Ждана не удивляло, что подзабытые тени вновь обрели свою силу и плоть – душа в поисках опоры нередко возвращает нас к своему прошлому, туда, откуда пока ещё не видны проблемы дня сегодняшнего и открыты разные пути к иному будущему.
…Конечно, среди сидящих в тесном полукольце Ждан сразу же заметил и узнал её. Хотя она не могла и не должна быть здесь. Она навсегда осталась в том городе ранней весны, когда бесстыжая оттепель примяла во дворах снег, и по ржавым размокшим дорогам пустила свои мутные нетерпеливые ручьи.
Он взглянул в её глаза, и его снова отбросило в тот мартовский сумрак окраины, где ему впервые довелось увидеть это доверчивое, почти детское лицо, в котором каким-то непостижимым образом угадывался сложный рисунок судьбы, будто бы зрение обрело способность видеть то, что в состоянии различать только душа, пробующая на ощупь все слова и жесты и улавливающая малейшие движения и вибрации чувств.
Ждан стоял под бетонным козырьком подъезда, в котором где-то там, наверху, на высоких этажах, слышались её шаги и под её пальцами оживали звенящие клавиши старого фортепьяно, где абсолютно властвовал тяжёлый капризный свет, вливающийся в её комнаты и несущий за собой осторожные снежные хлопья. Они струились, оседая серебристым бисером в её глазах, и налипали на стёкла и карнизы, откуда, набухая и раскисая от талой воды, устремлялись вниз, прямо к ногам Ждана. Намокшие бетонные панели, эмалевые номерные таблички, подсвеченные подслеповатым электричеством, нависающие над просевшим снегом тротуарные ограды из крашеной арматуры – всё это сплеталось в общий мартовский калейдоскоп и имело необъяснимое отношение к ней, как падающие с её карниза талые снежные комья.
Город почти обезлюдел и потерял цвет. Мигающие жёлтые фонари не без труда пробивали плотный колючий воздух и старались уцелеть в белой метельной взвеси, ядовито отражаясь сквозь снежную пыль в огромных чёрных зеркалах мокрого асфальта. Очевидно, и они, и асфальтовые зеркала, и белый абсолют неба – все были причастны к тайне её имени, внимательного, слегка насмешливого взгляда, лёгкой и непринуждённой походки. Ждану вообще казалось, что непосвящённых в то, что сейчас так сильно владело им, попросту не существует. Пожалуй, даже время потеряло свою привычную свободу и неудержимость, всеми силами пытаясь закрепиться на скользком краешке ранней весны, словно бы не было ни предшествующего февраля, и не дано будет случиться грядущему апрелю. А останется только этот странный снежный март, отсыревший город и те двое, затерянные на его безлюдной и бесцветной окраине. Какой же это безумец поставил слова «счастье» и «любовь» в один смысловой ряд, не сделав при этом никаких сносок и примечаний! Как же он мог забыть о метельном небе, опустившемся на пленённую память, и о нескончаемых ветрах, пронизывающих всё существо и приводящих в движение как глубинные смыслы, так и сокровенные слова, обитающие на самом дне воспалённой души, о горячем снеге, осыпающем сознание липким гримом, делающем его неузнаваемо чужим, далёким и неотождествимым.

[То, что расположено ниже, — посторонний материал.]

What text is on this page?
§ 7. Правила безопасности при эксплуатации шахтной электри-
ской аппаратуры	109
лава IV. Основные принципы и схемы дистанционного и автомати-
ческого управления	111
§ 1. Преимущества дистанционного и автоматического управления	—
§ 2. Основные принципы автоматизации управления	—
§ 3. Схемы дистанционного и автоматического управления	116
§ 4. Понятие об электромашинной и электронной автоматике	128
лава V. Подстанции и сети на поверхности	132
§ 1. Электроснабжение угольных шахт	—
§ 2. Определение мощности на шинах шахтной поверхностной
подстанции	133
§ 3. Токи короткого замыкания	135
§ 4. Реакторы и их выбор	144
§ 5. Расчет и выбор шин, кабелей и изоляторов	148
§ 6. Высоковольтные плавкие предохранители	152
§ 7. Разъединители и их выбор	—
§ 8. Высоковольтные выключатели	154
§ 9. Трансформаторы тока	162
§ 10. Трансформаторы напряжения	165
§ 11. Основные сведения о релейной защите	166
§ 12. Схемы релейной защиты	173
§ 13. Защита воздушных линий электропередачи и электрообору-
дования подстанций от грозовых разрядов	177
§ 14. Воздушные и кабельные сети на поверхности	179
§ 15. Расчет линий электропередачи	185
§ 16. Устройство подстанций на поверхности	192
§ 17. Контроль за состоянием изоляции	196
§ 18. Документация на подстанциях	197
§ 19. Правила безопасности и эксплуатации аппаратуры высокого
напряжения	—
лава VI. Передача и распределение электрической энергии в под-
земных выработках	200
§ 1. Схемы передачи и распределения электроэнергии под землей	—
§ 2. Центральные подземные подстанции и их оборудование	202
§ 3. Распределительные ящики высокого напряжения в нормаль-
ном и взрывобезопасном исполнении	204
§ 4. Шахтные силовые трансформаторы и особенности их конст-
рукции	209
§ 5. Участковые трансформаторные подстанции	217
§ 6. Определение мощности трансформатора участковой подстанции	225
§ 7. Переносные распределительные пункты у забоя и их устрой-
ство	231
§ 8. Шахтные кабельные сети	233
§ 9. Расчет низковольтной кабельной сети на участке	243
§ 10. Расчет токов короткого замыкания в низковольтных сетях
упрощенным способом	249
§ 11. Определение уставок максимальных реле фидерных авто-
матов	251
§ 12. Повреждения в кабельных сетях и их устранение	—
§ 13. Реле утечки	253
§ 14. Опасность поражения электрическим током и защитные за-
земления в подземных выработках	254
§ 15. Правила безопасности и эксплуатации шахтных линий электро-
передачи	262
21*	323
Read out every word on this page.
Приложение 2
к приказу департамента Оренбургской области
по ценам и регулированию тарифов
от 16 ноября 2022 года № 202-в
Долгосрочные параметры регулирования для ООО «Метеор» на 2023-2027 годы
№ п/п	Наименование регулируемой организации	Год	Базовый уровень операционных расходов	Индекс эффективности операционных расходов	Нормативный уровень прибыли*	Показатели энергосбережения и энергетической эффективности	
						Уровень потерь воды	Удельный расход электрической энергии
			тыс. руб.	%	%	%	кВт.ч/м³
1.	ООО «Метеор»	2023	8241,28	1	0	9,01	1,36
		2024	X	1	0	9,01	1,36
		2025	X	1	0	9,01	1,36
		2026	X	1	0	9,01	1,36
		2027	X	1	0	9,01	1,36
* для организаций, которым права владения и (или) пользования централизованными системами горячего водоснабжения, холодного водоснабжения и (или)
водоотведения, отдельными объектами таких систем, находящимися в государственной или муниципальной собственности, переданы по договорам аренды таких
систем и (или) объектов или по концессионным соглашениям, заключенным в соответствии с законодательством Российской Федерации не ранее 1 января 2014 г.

Ранее жизнь являла Ждану свою диковатую карусель со всеми присущими ей прелестями и уродствами, никак не вовлекая его в эту бесноватую круговерть, и он наивно полагал, что, хотя и был причастен к этому непонятному миру, однако не вполне ему принадлежал, извечно оставаясь лишней, избыточной его частью или же частью, вовсе негодной для его нелепого и жутковатого механизма. Ждан не видел никакой разницы между двумя его моделями: аполлонической и дионисийской, о которых так исступлённо спорили его философы, ведь какая, в сущности, разница с каким выражением на лице этот мир сломает тебя? Ждан боялся прислушиваться к себе, внимать лепету и бормотанию одушевлённых стихий, слышать голоса людей, зверей и растений, исходящих от самых их корней, из бессознательных глубин их непостижимой сути, из самых заповедных уголков заблудившихся и потерявшихся душ. Но и не мог не делать этого.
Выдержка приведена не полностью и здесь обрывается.